The effect of organofunctional nanosilica on the cross-linking process and thermal resistance of UF resin

Abstract

The paper investigates the effect of surface modification of fumed nanosilica with (3-aminopropyl)triethoxysilane (APTES) on the kinetics and thermal stability of urea-formaldehyde (UF) resin. In the course of the investigation, nanoparticles were modified with APTES in the ratio 1, 2, 3, 4 and 5 part by weight (PBW) per 100 PBW of SiO2. The parameters of curing kinetics of the resin, the conversion degree and its thermal stability were determined with use of differential scanning calorimetry (DSC) and thermogravimetric analysis (TG).
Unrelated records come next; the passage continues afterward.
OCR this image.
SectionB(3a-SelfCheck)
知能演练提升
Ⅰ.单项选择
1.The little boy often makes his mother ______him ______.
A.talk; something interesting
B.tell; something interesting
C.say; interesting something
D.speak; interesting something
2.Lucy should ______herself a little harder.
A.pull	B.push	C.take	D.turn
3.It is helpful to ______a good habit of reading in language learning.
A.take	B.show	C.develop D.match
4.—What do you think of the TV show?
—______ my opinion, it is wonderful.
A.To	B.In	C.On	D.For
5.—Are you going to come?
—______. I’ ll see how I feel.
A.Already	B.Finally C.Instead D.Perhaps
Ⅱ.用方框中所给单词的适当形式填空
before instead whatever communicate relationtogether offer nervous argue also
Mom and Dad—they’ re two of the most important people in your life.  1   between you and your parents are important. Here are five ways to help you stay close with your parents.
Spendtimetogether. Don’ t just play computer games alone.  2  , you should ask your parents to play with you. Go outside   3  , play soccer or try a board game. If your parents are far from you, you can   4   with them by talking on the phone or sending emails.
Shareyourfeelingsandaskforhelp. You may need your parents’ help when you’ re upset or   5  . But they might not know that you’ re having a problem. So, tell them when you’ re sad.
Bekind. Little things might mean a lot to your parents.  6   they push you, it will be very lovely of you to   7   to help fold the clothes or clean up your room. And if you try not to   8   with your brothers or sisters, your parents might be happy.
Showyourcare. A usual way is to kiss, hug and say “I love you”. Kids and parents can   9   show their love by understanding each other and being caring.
The effect of nanosilica silanization on the curing process of resin was evaluated by determining the gel time at 100 °C and the activation energy (Ea) of the cross-linking process, the initial and final temperature of the reaction (Tonset, Tendset), the maximum value of the exothermic peak (Tp), the amount of emitted heat (ΔHTp) and the conversion degree (αTp) that responds to Tp. With the maximum level of silica modification, we have noted a decrease in the reactivity of the resin, which is manifested by a slightly longer gel time of the resin as well as an increase in the value of activation energy of the cross-linking process. It is accompanied by a slight decrease of resin conversion degree αTp. The modification of silica, regardless of the amount of silane inoculated on its surface, results in the increase in the thermal stability of UF resin.